FireFTP is a discontinued free, open-source, cross-platform FTP client for Mozilla Firefox in the form of an add-on. It supports FTP, FTPS, and SFTP. FireFTP was developed by Mime Čuvalo, a Croatian web developer who released it as charityware. It runs on any of the platforms that Firefox supports. FireFTP's layout is similar to that of WS FTP.
It is no longer compatible with Firefox 57 (Quantum) and later, and the authors recommend using Waterfox instead of Firefox.

== Features ==
FireFTP is activated from the Tools menu, opening a two-pane view within a Firefox window. The pane on the left-hand side shows the local file system, a tree of directories and a list of files in the current directory. The pane on the right shows the remote FTP server. Between the panes there are two buttons with arrows, one for upload and the other for download.

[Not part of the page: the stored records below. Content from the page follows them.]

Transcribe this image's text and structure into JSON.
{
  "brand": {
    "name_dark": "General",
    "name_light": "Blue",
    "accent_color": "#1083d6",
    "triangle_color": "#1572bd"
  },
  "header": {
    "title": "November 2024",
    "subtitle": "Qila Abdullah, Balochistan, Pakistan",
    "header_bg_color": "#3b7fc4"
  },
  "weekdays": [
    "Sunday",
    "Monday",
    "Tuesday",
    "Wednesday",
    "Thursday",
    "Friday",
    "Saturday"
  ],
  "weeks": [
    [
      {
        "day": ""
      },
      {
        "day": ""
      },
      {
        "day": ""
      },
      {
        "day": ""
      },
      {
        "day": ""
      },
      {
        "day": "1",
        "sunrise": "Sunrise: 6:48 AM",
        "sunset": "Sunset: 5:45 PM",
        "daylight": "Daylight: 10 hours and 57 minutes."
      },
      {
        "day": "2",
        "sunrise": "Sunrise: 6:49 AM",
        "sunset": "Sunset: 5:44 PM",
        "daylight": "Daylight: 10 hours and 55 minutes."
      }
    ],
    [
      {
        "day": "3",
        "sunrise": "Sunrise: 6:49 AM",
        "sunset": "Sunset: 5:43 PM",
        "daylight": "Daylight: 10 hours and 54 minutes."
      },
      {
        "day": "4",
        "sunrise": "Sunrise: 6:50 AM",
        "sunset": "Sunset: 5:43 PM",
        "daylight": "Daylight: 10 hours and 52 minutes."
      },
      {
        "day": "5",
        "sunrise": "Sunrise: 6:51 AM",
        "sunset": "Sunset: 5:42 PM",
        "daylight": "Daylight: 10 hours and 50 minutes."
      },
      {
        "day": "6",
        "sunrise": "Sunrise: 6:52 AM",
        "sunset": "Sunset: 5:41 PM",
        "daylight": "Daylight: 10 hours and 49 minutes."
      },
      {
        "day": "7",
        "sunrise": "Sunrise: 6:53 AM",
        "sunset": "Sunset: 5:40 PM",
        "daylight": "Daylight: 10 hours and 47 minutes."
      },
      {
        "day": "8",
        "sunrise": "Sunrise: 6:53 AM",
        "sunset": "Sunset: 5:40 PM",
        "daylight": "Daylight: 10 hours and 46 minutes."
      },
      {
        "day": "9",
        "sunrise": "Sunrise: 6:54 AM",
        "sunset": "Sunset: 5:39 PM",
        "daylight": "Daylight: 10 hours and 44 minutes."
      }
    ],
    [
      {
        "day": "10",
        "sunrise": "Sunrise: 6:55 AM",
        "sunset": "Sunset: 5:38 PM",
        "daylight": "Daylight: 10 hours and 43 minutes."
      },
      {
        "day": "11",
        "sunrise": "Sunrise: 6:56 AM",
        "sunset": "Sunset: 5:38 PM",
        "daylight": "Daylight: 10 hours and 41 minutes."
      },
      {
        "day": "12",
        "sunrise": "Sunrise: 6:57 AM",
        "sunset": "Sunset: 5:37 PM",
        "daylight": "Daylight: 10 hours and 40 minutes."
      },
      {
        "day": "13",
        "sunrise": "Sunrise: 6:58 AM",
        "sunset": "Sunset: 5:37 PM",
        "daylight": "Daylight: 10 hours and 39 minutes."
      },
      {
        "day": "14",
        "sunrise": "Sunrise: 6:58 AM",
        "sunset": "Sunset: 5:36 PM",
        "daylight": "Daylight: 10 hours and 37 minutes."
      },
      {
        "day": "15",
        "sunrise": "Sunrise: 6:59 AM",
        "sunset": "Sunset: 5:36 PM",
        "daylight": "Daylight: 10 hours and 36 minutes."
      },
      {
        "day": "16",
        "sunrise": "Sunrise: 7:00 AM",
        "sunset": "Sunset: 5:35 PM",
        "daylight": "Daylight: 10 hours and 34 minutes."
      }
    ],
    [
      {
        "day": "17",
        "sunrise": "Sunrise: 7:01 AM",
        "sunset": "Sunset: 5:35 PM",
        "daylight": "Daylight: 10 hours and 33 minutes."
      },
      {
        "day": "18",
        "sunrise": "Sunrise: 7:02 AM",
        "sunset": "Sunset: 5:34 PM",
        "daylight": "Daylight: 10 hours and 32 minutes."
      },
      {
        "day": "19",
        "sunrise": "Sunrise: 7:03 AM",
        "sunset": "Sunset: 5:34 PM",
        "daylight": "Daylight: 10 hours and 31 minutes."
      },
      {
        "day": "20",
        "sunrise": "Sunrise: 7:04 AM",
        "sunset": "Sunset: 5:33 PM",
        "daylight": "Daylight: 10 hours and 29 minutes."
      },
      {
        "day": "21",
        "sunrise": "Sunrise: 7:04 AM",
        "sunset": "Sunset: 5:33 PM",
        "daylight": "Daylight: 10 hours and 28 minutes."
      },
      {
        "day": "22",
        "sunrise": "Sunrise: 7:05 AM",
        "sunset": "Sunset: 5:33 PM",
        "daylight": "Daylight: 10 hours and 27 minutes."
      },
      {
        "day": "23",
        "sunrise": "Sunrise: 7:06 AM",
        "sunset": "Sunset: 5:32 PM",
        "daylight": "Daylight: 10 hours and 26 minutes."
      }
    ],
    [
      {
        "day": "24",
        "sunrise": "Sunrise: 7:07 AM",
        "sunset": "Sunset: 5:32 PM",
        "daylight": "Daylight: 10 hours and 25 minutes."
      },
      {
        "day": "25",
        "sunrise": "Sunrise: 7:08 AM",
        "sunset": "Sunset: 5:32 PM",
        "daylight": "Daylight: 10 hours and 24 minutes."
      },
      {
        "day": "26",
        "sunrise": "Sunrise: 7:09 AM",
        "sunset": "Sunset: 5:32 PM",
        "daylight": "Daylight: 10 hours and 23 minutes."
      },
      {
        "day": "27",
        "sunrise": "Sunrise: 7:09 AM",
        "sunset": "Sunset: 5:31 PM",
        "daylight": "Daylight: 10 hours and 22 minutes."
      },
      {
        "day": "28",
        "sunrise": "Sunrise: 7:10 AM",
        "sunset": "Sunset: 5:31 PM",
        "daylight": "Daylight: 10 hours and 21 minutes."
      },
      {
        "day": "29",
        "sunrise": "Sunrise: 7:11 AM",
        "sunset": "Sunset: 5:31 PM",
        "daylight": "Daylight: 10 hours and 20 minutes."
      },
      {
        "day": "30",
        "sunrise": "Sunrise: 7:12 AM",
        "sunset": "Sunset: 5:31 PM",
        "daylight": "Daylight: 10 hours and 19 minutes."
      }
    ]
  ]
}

To connect to an FTP server, one can either enter a site name directly ("QuickConnect") or use the Account Manager to make FireFTP remember settings about that particular site, including the username and password, security settings (encryption schemes), passive mode, initial directories to change to upon connection, and case changes to be performed in file names after transmissions.

FireFTP supports caching directory listings, and it can also do a comparison between a local directory tree and the remote one. It can connect via proxy servers and it is able to automatically reconnect after disconnection. It can also be set to intercept all ftp:// links in Firefox (making them open within FireFTP).

As of 0.95, FireFTP offers the functionality to keep upload/download timestamps in sync. However, the local timestamp is modified instead of the remote one. Since version 2.0.24 it is possible to transfer files larger than 2 GB.